Or les difficultés de mise en œuvre du développement durable, une génération après le rapport Brundtland, une quarantaine d’années après la montée des mouvements environnementalistes, le renvoient à ses propres contradictions intrinsèques. Le développement durable est en perte de vitesse sur la scène politique mondiale depuis quelques années, comme en témoigne le discours morose des médias sur les grandes conférences liées au développement durable ou l’image si ténue qui a été rendue de Rio + 20 en 2012. De nouvelles entrées sont mises en avant : la croissance verte, la transition énergétique, l’économie circulaire. Plus étroites, elles apparaissent comme plus opérationnelles, mais sont-elles pour autant porteuses de renouvellement sociétal ?
Dans ce contexte mondial morose actuel, marqué par la crise de 2008, le décalage du foisonnement de projets français surprend. Le contexte national est à l’application de la loi Grenelle 2 : mise en place d’outils d’aménagement intégrant davantage le développement durable, accompagnés par des politiques incitatives de valorisation et d’encadrement, notamment sur les Agendas 21 locaux, les Plans Climat territoriaux et les écoquartiers. Par exemple, quelques centaines de projets se réclamant de l’écoquartier sont ainsi apparus en France au fil des actions de la politique gouvernementale : concours en 2009 et 2011, formulation d’un cadre et d’une définition en 2012, démarche de labellisation en 2013.
Des exemples convaincants de mise en œuvre, du moins dans le contexte de la ville européenne, situent concrètement le développement durable dans l’espace : citons ainsi les quartiers durables Vauban à Fribourg-en-Brisbau, Hammarby Sjöstad à Stockholm, de Bonne à Grenoble. Ces exemples relèvent à la fois de l’expérimentation et de la démonstration de l’opérationnalité de la durabilité (Emelianoff, 1999), en tant que processus vers de nouveaux rapports entre société et environnement. Ce processus comprend ses contradictions, reculs et échecs mais montre qu’avancer empiriquement est possible, grâce à la mise en œuvre d’une démarche de développement durable basée sur la transversalité, la pédagogie par l’action, la stratégie d’amélioration continue et la participation (des citoyens).

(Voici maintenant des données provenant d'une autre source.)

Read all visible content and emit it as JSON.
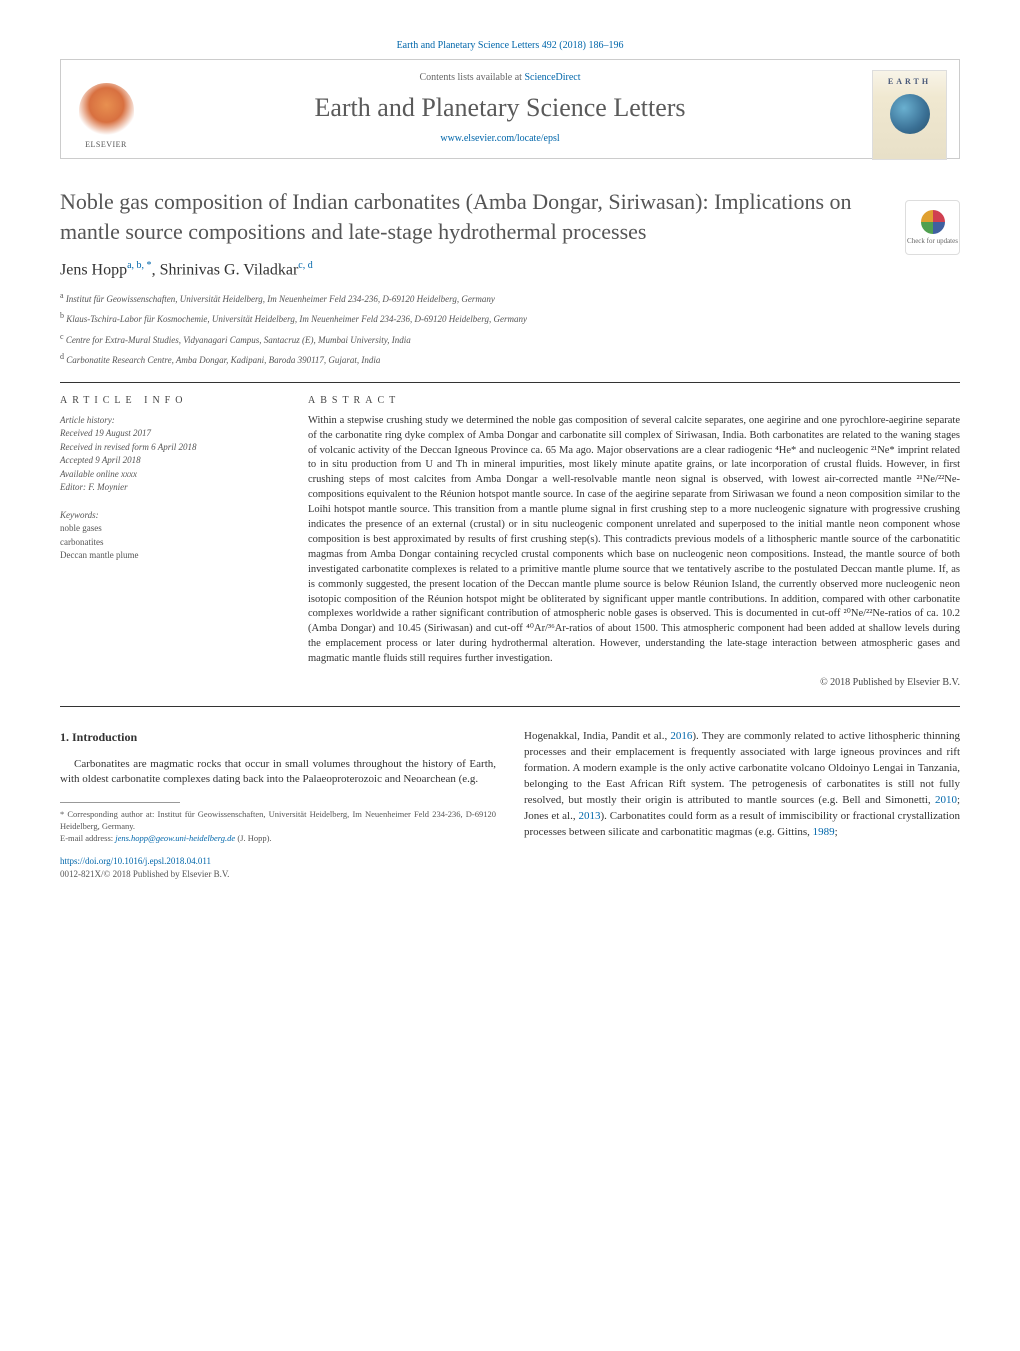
{
  "header": {
    "citation": "Earth and Planetary Science Letters 492 (2018) 186–196",
    "contents_prefix": "Contents lists available at ",
    "contents_link": "ScienceDirect",
    "journal_title": "Earth and Planetary Science Letters",
    "journal_url": "www.elsevier.com/locate/epsl",
    "elsevier_label": "ELSEVIER",
    "cover_label": "EARTH"
  },
  "article": {
    "title": "Noble gas composition of Indian carbonatites (Amba Dongar, Siriwasan): Implications on mantle source compositions and late-stage hydrothermal processes",
    "check_updates": "Check for updates",
    "authors_html": "Jens Hopp",
    "author1": "Jens Hopp",
    "author1_sup": "a, b, *",
    "author_sep": ", ",
    "author2": "Shrinivas G. Viladkar",
    "author2_sup": "c, d",
    "affiliations": {
      "a": "Institut für Geowissenschaften, Universität Heidelberg, Im Neuenheimer Feld 234-236, D-69120 Heidelberg, Germany",
      "b": "Klaus-Tschira-Labor für Kosmochemie, Universität Heidelberg, Im Neuenheimer Feld 234-236, D-69120 Heidelberg, Germany",
      "c": "Centre for Extra-Mural Studies, Vidyanagari Campus, Santacruz (E), Mumbai University, India",
      "d": "Carbonatite Research Centre, Amba Dongar, Kadipani, Baroda 390117, Gujarat, India"
    }
  },
  "info": {
    "heading": "ARTICLE INFO",
    "history_label": "Article history:",
    "received": "Received 19 August 2017",
    "revised": "Received in revised form 6 April 2018",
    "accepted": "Accepted 9 April 2018",
    "available": "Available online xxxx",
    "editor": "Editor: F. Moynier",
    "keywords_label": "Keywords:",
    "keywords": [
      "noble gases",
      "carbonatites",
      "Deccan mantle plume"
    ]
  },
  "abstract": {
    "heading": "ABSTRACT",
    "text": "Within a stepwise crushing study we determined the noble gas composition of several calcite separates, one aegirine and one pyrochlore-aegirine separate of the carbonatite ring dyke complex of Amba Dongar and carbonatite sill complex of Siriwasan, India. Both carbonatites are related to the waning stages of volcanic activity of the Deccan Igneous Province ca. 65 Ma ago. Major observations are a clear radiogenic ⁴He* and nucleogenic ²¹Ne* imprint related to in situ production from U and Th in mineral impurities, most likely minute apatite grains, or late incorporation of crustal fluids. However, in first crushing steps of most calcites from Amba Dongar a well-resolvable mantle neon signal is observed, with lowest air-corrected mantle ²¹Ne/²²Ne-compositions equivalent to the Réunion hotspot mantle source. In case of the aegirine separate from Siriwasan we found a neon composition similar to the Loihi hotspot mantle source. This transition from a mantle plume signal in first crushing step to a more nucleogenic signature with progressive crushing indicates the presence of an external (crustal) or in situ nucleogenic component unrelated and superposed to the initial mantle neon component whose composition is best approximated by results of first crushing step(s). This contradicts previous models of a lithospheric mantle source of the carbonatitic magmas from Amba Dongar containing recycled crustal components which base on nucleogenic neon compositions. Instead, the mantle source of both investigated carbonatite complexes is related to a primitive mantle plume source that we tentatively ascribe to the postulated Deccan mantle plume. If, as is commonly suggested, the present location of the Deccan mantle plume source is below Réunion Island, the currently observed more nucleogenic neon isotopic composition of the Réunion hotspot might be obliterated by significant upper mantle contributions. In addition, compared with other carbonatite complexes worldwide a rather significant contribution of atmospheric noble gases is observed. This is documented in cut-off ²⁰Ne/²²Ne-ratios of ca. 10.2 (Amba Dongar) and 10.45 (Siriwasan) and cut-off ⁴⁰Ar/³⁶Ar-ratios of about 1500. This atmospheric component had been added at shallow levels during the emplacement process or later during hydrothermal alteration. However, understanding the late-stage interaction between atmospheric gases and magmatic mantle fluids still requires further investigation.",
    "copyright": "© 2018 Published by Elsevier B.V."
  },
  "body": {
    "section_heading": "1. Introduction",
    "col1_p1": "Carbonatites are magmatic rocks that occur in small volumes throughout the history of Earth, with oldest carbonatite complexes dating back into the Palaeoproterozoic and Neoarchean (e.g.",
    "col2_p1_a": "Hogenakkal, India, Pandit et al., ",
    "col2_ref1": "2016",
    "col2_p1_b": "). They are commonly related to active lithospheric thinning processes and their emplacement is frequently associated with large igneous provinces and rift formation. A modern example is the only active carbonatite volcano Oldoinyo Lengai in Tanzania, belonging to the East African Rift system. The petrogenesis of carbonatites is still not fully resolved, but mostly their origin is attributed to mantle sources (e.g. Bell and Simonetti, ",
    "col2_ref2": "2010",
    "col2_p1_c": "; Jones et al., ",
    "col2_ref3": "2013",
    "col2_p1_d": "). Carbonatites could form as a result of immiscibility or fractional crystallization processes between silicate and carbonatitic magmas (e.g. Gittins, ",
    "col2_ref4": "1989",
    "col2_p1_e": ";"
  },
  "footnote": {
    "corresponding": "* Corresponding author at: Institut für Geowissenschaften, Universität Heidelberg, Im Neuenheimer Feld 234-236, D-69120 Heidelberg, Germany.",
    "email_label": "E-mail address: ",
    "email": "jens.hopp@geow.uni-heidelberg.de",
    "email_suffix": " (J. Hopp)."
  },
  "footer": {
    "doi": "https://doi.org/10.1016/j.epsl.2018.04.011",
    "issn": "0012-821X/© 2018 Published by Elsevier B.V."
  },
  "colors": {
    "link": "#0066aa",
    "text": "#333333",
    "heading_gray": "#555555",
    "border": "#cccccc"
  }
}
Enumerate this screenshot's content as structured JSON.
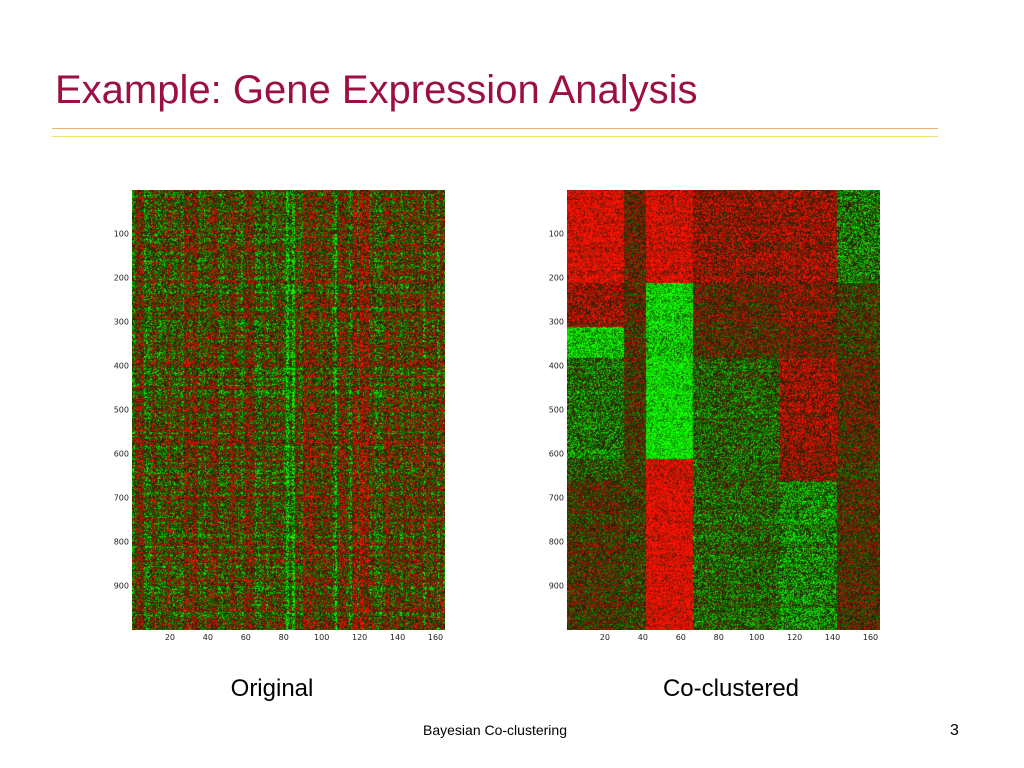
{
  "slide": {
    "title": "Example: Gene Expression Analysis",
    "footer": "Bayesian Co-clustering",
    "page_number": "3"
  },
  "colors": {
    "title": "#9c0f45",
    "rule_top": "#e7b56f",
    "rule_bottom": "#efe06e",
    "heat_high": "#ff1a10",
    "heat_low": "#16ff16",
    "heat_mid": "#1a1a04"
  },
  "heatmaps": [
    {
      "caption": "Original",
      "rows": 1000,
      "cols": 165,
      "y_ticks": [
        "100",
        "200",
        "300",
        "400",
        "500",
        "600",
        "700",
        "800",
        "900"
      ],
      "x_ticks": [
        "20",
        "40",
        "60",
        "80",
        "100",
        "120",
        "140",
        "160"
      ],
      "layout": "unclustered"
    },
    {
      "caption": "Co-clustered",
      "rows": 1000,
      "cols": 165,
      "y_ticks": [
        "100",
        "200",
        "300",
        "400",
        "500",
        "600",
        "700",
        "800",
        "900"
      ],
      "x_ticks": [
        "20",
        "40",
        "60",
        "80",
        "100",
        "120",
        "140",
        "160"
      ],
      "layout": "block"
    }
  ]
}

Il existe donc des éléments de réponse, pour la plupart de méthode, à la question de la mise en œuvre du développement durable ; l’enjeu actuel est leur généralisation. Finalement, une grande partie de ces projets d’écoquartiers montrent des éléments d’ancrage au lieu, au contexte géographique (Jégou, 2011), ce qui va à l’encontre du développement durable comme utopie telle que l’a créée Thomas More. Toutefois, les inerties extrinsèques contraignant l’opérationnalisation du développement durable demeurent fortes.
Faire progresser le développement durable au statut de concept (Jollivet, 2001) est une étape à tenter, peut-être en utilisant un terme différent : la durabilité. En géographie, la durabilité fait largement écho au paradigme classique de l’école française des relations entre les sociétés humaines et leurs milieux (Robic et Matthieu, 2001), dans son prolongement au concept de «médiance» (Berque, 1990) – la durabilité pouvant apparaître comme une forme de «trajection paysagère» -, à la géographie environnementale (Veyret et Pech, 1993 ; Arnould et Simon, 2007), mais aussi à la blessure paradigmatique de la discipline. Pourtant, l’entrée territoriale (acteurs, gouvernance) s’est pour l’instant avérée plus féconde que l’entrée mésologique (Emelianoff, 2011 ; Tsayem Demaze, 2011 ; Jégou, 2011 ; Pech, 2014). Dès lors, la durabilité peut se concevoir en réaction à des situations sociétales jugées insoutenables ou à des éléments d’insoutenabilité au sein d’une organisation sociale, fréquemment identifiées en géographie, et constituer un cheminement multidimensionnel, participatif et en amélioration continue, ancré dans les lieux, les milieux et les territoires, vers d’autres équilibres dynamiques sociétaux avec les ressources humaines et naturelles.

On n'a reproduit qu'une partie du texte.